When Li got the results one autumn morning in 2018 showing that the ants were covered with a type of biomineral that had never been seen in any insect, he was ecstatic.

“There was stone on the ants,” Li said. “I found rock ants!”

Li says the ant’s armor is very similar in composition to the mineral dolomite, except a little harder.

Like all insects, ants have chitin exoskeletons, which are tough and flexible. To see if this extra layer of biomineral acted as extra armor, Li and his colleagues first raised ants in the lab with and without the biominer layer. (If the ants are separated from their colony as pupae and reared under certain conditions, they do not develop the coating.) They then did several tests.

Ant wars

One such experiment involved pitting these ants against a slightly larger but closely related species in “ant wars,” Li says. In an hour of battle, the “rock ants” lost three times fewer games. of the body than those without mineral coating.

Next, the researchers exposed the insects to a pathogenic fungus, which can infect ants, and which is linked to fungal species that cause “zombie” behavior. After six days, all of the mineral-free ants were dead. But only half of their armored relatives had died.

Yet another experiment has shown that the exoskeletons of these ants are more than twice as hard when they contain biominerals than when they do not.

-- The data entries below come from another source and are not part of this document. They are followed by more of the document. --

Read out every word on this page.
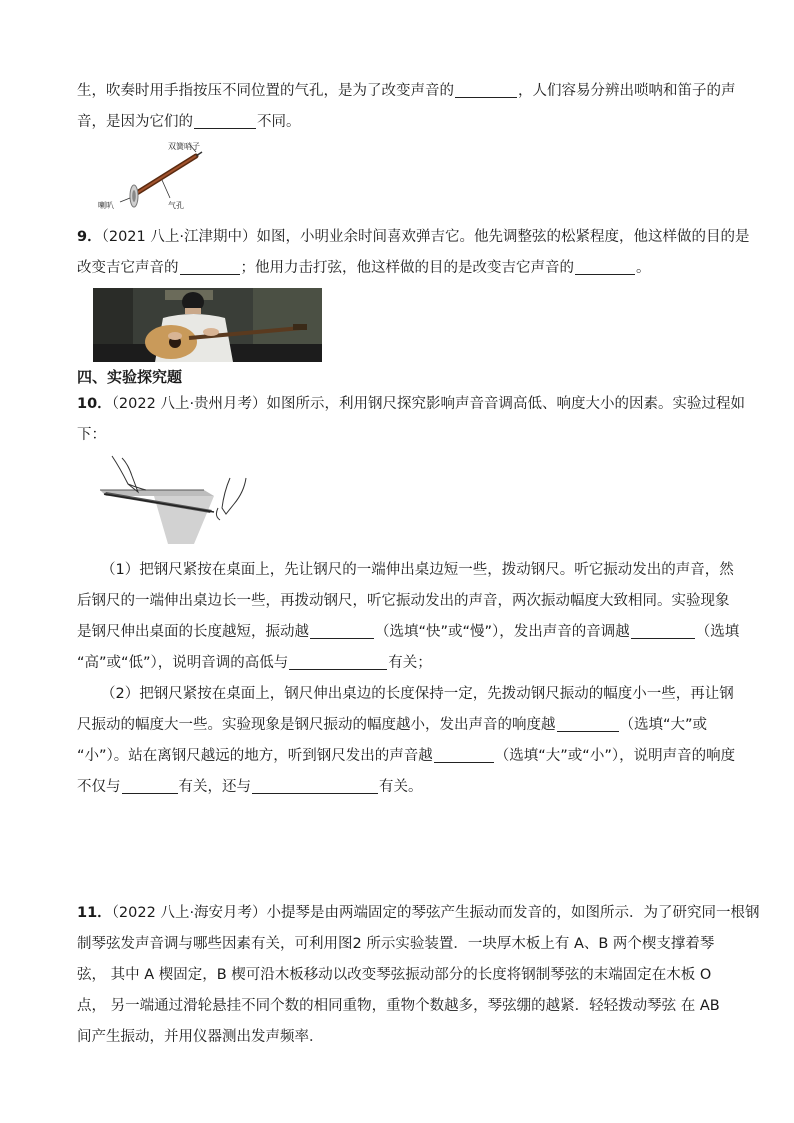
生，吹奏时用手指按压不同位置的气孔，是为了改变声音的	，人们容易分辨出唢呐和笛子的声
音，是因为它们的	不同。
双簧哨子
喇叭	气孔
9．（2021 八上·江津期中）如图，小明业余时间喜欢弹吉它。他先调整弦的松紧程度，他这样做的目的是
改变吉它声音的	；他用力击打弦，他这样做的目的是改变吉它声音的	。
四、实验探究题
10．（2022 八上·贵州月考）如图所示，利用钢尺探究影响声音音调高低、响度大小的因素。实验过程如
下：
（1）把钢尺紧按在桌面上，先让钢尺的一端伸出桌边短一些，拨动钢尺。听它振动发出的声音，然
后钢尺的一端伸出桌边长一些，再拨动钢尺，听它振动发出的声音，两次振动幅度大致相同。实验现象
是钢尺伸出桌面的长度越短，振动越	（选填“快”或“慢”），发出声音的音调越	（选填
“高”或“低”），说明音调的高低与	有关；
（2）把钢尺紧按在桌面上，钢尺伸出桌边的长度保持一定，先拨动钢尺振动的幅度小一些，再让钢
尺振动的幅度大一些。实验现象是钢尺振动的幅度越小，发出声音的响度越	（选填“大”或
“小”）。站在离钢尺越远的地方，听到钢尺发出的声音越	（选填“大”或“小”），说明声音的响度
不仅与	有关，还与	有关。
11．（2022 八上·海安月考）小提琴是由两端固定的琴弦产生振动而发音的，如图所示．为了研究同一根钢
制琴弦发声音调与哪些因素有关，可利用图2 所示实验装置．一块厚木板上有 A、B 两个楔支撑着琴
弦， 其中 A 楔固定，B 楔可沿木板移动以改变琴弦振动部分的长度将钢制琴弦的末端固定在木板 O
点， 另一端通过滑轮悬挂不同个数的相同重物，重物个数越多，琴弦绷的越紧．轻轻拨动琴弦 在 AB
间产生振动，并用仪器测出发声频率．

The mineral coating also expands as ants age. Young ants tend to frequent fungal gardens and do not face a high risk of attack by other ants or predators, and have little need. By the time they start to feed in the world outside of mushroom gardens, they have a thicker coat than when they were young, Li says.

Andrew Suarez, an entomologist at the University of Illinois, says it’s especially exciting to see this type of mineral in an exoskeleton, given that similar minerals were previously found in more isolated and specialized structures, such as teeth.

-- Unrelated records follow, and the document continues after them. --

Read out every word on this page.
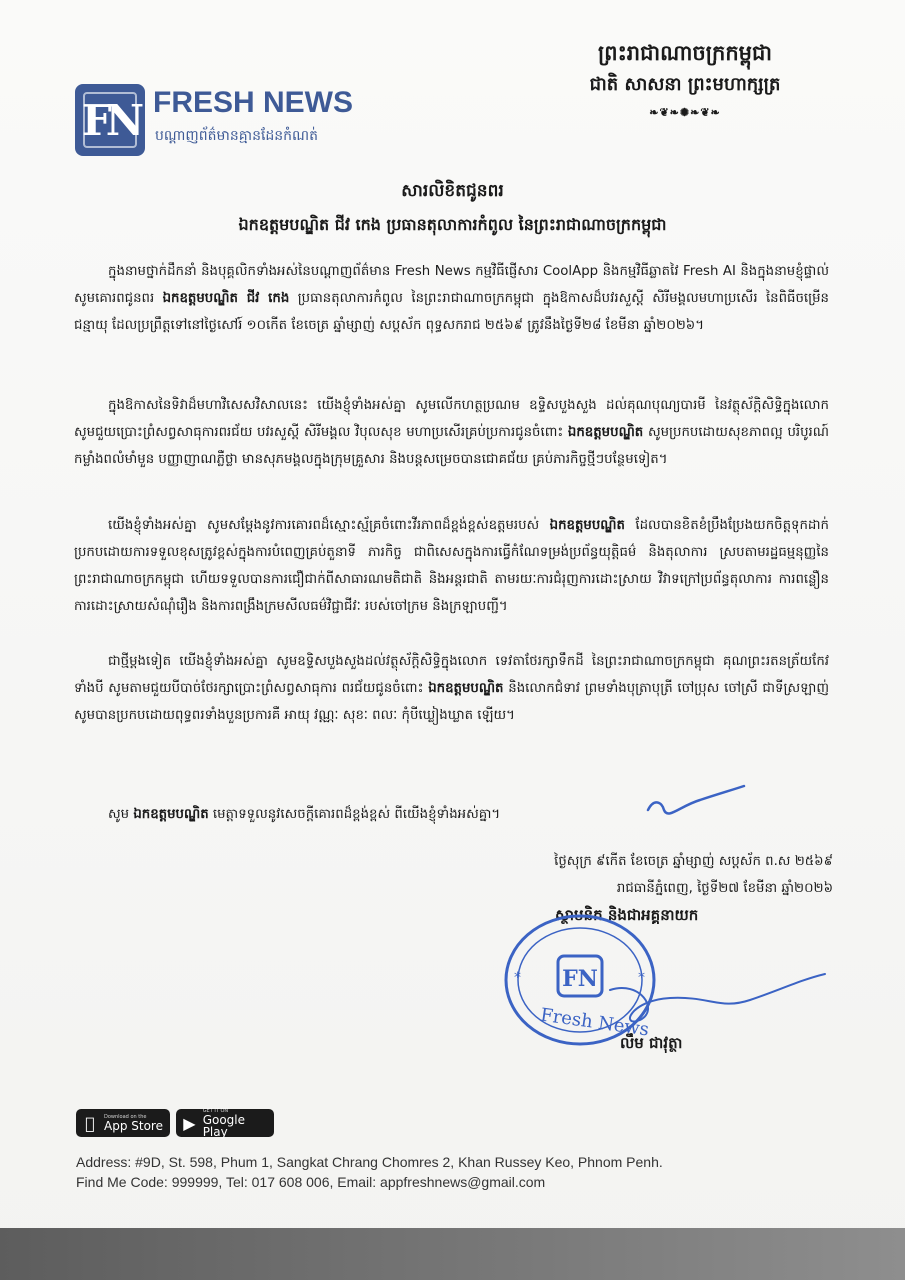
FN FRESH NEWS
បណ្តាញព័ត៌មានគ្មានដែនកំណត់
ព្រះរាជាណាចក្រកម្ពុជា
ជាតិ សាសនា ព្រះមហាក្សត្រ
❧❦❧✺❧❦❧
សារលិខិតជូនពរ
ឯកឧត្តមបណ្ឌិត ជីវ កេង ប្រធានតុលាការកំពូល នៃព្រះរាជាណាចក្រកម្ពុជា

ក្នុងនាមថ្នាក់ដឹកនាំ និងបុគ្គលិកទាំងអស់នៃបណ្តាញព័ត៌មាន Fresh News កម្មវិធីផ្ញើសារ CoolApp និងកម្មវិធីឆ្លាតវៃ Fresh AI និងក្នុងនាមខ្ញុំផ្ទាល់ សូមគោរពជូនពរ ឯកឧត្តមបណ្ឌិត ជីវ កេង ប្រធានតុលាការកំពូល នៃព្រះរាជាណាចក្រកម្ពុជា ក្នុងឱកាសដ៏បវរសួស្តី សិរីមង្គលមហាប្រសើរ នៃពិធីចម្រើនជន្មាយុ ដែលប្រព្រឹត្តទៅនៅថ្ងៃសៅរ៍ ១០កើត ខែចេត្រ ឆ្នាំម្សាញ់ សប្តស័ក ពុទ្ធសករាជ ២៥៦៩ ត្រូវនឹងថ្ងៃទី២៨ ខែមីនា ឆ្នាំ២០២៦។

ក្នុងឱកាសនៃទិវាដ៏មហាវិសេសវិសាលនេះ យើងខ្ញុំទាំងអស់គ្នា សូមលើកហត្ថប្រណម ឧទ្ទិសបួងសួង ដល់គុណបុណ្យបារមី នៃវត្ថុស័ក្តិសិទ្ធិក្នុងលោក សូមជួយប្រោះព្រំសព្វសាធុការពរជ័យ បវរសួស្តី សិរីមង្គល វិបុលសុខ មហាប្រសើរគ្រប់ប្រការជូនចំពោះ ឯកឧត្តមបណ្ឌិត សូមប្រកបដោយសុខភាពល្អ បរិបូរណ៍ កម្លាំងពលំមាំមួន បញ្ញាញាណភ្លឺថ្លា មានសុភមង្គលក្នុងក្រុមគ្រួសារ និងបន្តសម្រេចបានជោគជ័យ គ្រប់ភារកិច្ចថ្មីៗបន្ថែមទៀត។

យើងខ្ញុំទាំងអស់គ្នា សូមសម្តែងនូវការគោរពដ៏ស្មោះស្ម័គ្រចំពោះវីរភាពដ៏ខ្ពង់ខ្ពស់ឧត្តមរបស់ ឯកឧត្តមបណ្ឌិត ដែលបានខិតខំប្រឹងប្រែងយកចិត្តទុកដាក់ ប្រកបដោយការទទួលខុសត្រូវខ្ពស់ក្នុងការបំពេញគ្រប់តួនាទី ភារកិច្ច ជាពិសេសក្នុងការធ្វើកំណែទម្រង់ប្រព័ន្ធយុត្តិធម៌ និងតុលាការ ស្របតាមរដ្ឋធម្មនុញ្ញនៃព្រះរាជាណាចក្រកម្ពុជា ហើយទទួលបានការជឿជាក់ពីសាធារណមតិជាតិ និងអន្តរជាតិ តាមរយៈការជំរុញការដោះស្រាយ វិវាទក្រៅប្រព័ន្ធតុលាការ ការពន្លឿនការដោះស្រាយសំណុំរឿង និងការពង្រឹងក្រមសីលធម៌វិជ្ជាជីវៈ របស់ចៅក្រម និងក្រឡាបញ្ជី។

ជាថ្មីម្តងទៀត យើងខ្ញុំទាំងអស់គ្នា សូមឧទ្ទិសបួងសួងដល់វត្ថុស័ក្តិសិទ្ធិក្នុងលោក ទេវតាថែរក្សាទឹកដី នៃព្រះរាជាណាចក្រកម្ពុជា គុណព្រះរតនត្រ័យកែវទាំងបី សូមតាមជួយបីបាច់ថែរក្សាប្រោះព្រំសព្វសាធុការ ពរជ័យជូនចំពោះ ឯកឧត្តមបណ្ឌិត និងលោកជំទាវ ព្រមទាំងបុត្រាបុត្រី ចៅប្រុស ចៅស្រី ជាទីស្រឡាញ់ សូមបានប្រកបដោយពុទ្ធពរទាំងបួនប្រការគឺ អាយុ វណ្ណៈ សុខៈ ពលៈ កុំបីឃ្លៀងឃ្លាត ឡើយ។

សូម ឯកឧត្តមបណ្ឌិត មេត្តាទទួលនូវសេចក្តីគោរពដ៏ខ្ពង់ខ្ពស់ ពីយើងខ្ញុំទាំងអស់គ្នា។
ថ្ងៃសុក្រ ៩កើត ខែចេត្រ ឆ្នាំម្សាញ់ សប្តស័ក ព.ស ២៥៦៩
រាជធានីភ្នំពេញ, ថ្ងៃទី២៧ ខែមីនា ឆ្នាំ២០២៦
ស្ថាបនិក និងជាអគ្គនាយក
FN
*	*
Fresh News
លឹម ជាវុត្ថា
Download on the
App Store ▶
GET IT ON
Google Play
Address: #9D, St. 598, Phum 1, Sangkat Chrang Chomres 2, Khan Russey Keo, Phnom Penh.
Find Me Code: 999999, Tel: 017 608 006, Email: appfreshnews@gmail.com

“It would be like having your body covered in [tiny crystals] enamel, ”says Suarez, who was not in the study.

“I enjoyed this article because it documents something new: biomineralized skeletons in insects,” says Andrew Knoll, a biomineral expert at Harvard University.

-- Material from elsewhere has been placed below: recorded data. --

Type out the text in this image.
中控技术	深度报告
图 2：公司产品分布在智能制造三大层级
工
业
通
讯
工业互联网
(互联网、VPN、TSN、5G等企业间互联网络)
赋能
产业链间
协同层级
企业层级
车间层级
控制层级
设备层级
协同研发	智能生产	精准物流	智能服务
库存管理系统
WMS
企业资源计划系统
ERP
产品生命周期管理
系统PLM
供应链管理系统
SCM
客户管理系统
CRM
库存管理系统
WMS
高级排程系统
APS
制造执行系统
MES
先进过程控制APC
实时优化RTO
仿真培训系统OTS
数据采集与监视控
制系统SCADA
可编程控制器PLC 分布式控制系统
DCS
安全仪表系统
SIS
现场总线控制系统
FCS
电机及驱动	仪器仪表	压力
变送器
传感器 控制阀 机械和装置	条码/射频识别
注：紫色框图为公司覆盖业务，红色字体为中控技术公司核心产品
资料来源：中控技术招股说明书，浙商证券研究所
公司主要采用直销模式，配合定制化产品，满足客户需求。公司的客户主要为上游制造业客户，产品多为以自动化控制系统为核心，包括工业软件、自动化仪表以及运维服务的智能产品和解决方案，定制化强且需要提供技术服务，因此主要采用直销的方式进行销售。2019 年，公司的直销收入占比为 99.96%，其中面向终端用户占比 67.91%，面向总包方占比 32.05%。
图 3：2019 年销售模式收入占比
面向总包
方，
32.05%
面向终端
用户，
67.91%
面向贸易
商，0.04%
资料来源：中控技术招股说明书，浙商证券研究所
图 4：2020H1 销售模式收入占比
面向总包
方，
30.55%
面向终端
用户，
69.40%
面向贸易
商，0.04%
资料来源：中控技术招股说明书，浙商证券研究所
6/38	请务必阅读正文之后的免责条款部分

“A number of arthropods make calcium and carbon exoskeletons, including … crabs and lobsters and extinct trilobites, but extending that to fully terrestrial insects is really interesting.”

Undiscovered armor

Scientists also claim that these types of biomineral crystals could have manufacturing applications in the future, such as coatings or nanocrystals that enhance or prevent corrosion of various materials.

For now, say the scientists, it’s a matter of understanding the role these minerals play in the ants themselves – and seeing if there are other armor and biominerals as yet unknown.

There probably is, Currie said. “If you don’t know the biomineral for this species, what does that say about the 99.9 percent of insects that have received little or no study?”